Meet the Woman Planning an Underwater Highline

New York has the High Line, Miami has the Underline and,in the next few years, Miami Beach will have the ReefLine — a monumental public work featuring an art-studded underwater sculpture park, a carbon-sequestering artificial reef and a seven-mile snorkel trail running from Fourth Street in South Beach to Bal Harbour.

Ximena Caminos, an art curator, cultural placemaker (one who uses planning, art and design for community development) and founder of the ocean-centric nonprofit BlueLab Preservation Society, spearheaded this cross-disciplinary project in collaboration with the Miami-based art studio Coral Morphologic. Other partners include the City of Miami Beach, the Office of Metropolitan Architecture (OMA), which is responsible for the 15-acre master plan, and players in the blockchain universe like Aorist, a digital art platform, and Decentraland, a 3-D virtual world.

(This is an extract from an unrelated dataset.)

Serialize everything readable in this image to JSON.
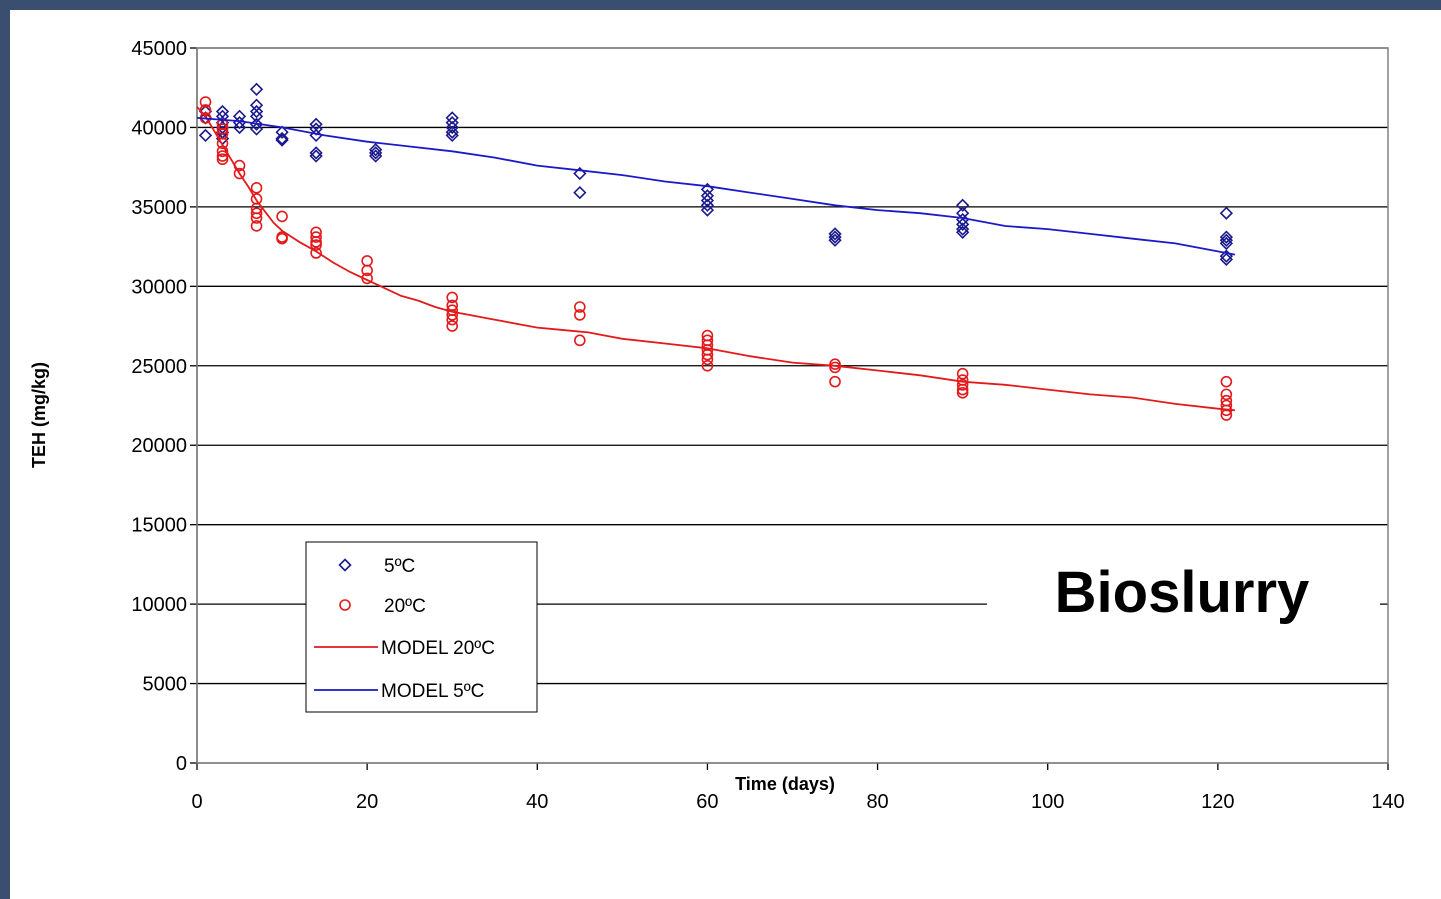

The city recently approved a $5 million bond issue to help finance the ReefLine (ranking it on par with Miami Beach’s most significant cultural institutions, like the New World Symphony and Bass Museum), and the first and second phases of the project are supposed to start construction in early 2023.

“The ReefLine is a manifestation of all the spheres I care most about,” Ms. Caminos said. “It’s art as a tool for change. It’s sustainable. It’s informed by science and technology. And above all, it’s participatory, free and open to the public.”

Ms. Caminos shared the concept behind the ReefLine, how technology and art can come together, and what has kept her pushing forward. The conversation has been edited for length and clarity.

The idea grew out of a conversation I had with the marine biologist Colin Foord, the founder of Coral Morphologic, about how artificial reefs could be used to restore and protect Miami Beach’s marine ecosystem, which is disappearing along with the area’s natural coral reefs. It got me thinking about how we could unite art and science to create sustainable change. Colin and I ended up putting together a grant proposal for the Knight Foundation Arts Challenge Award, which looks for really out-of-the-box ideas, and we won. That gave us the seed money to start bringing the idea to life.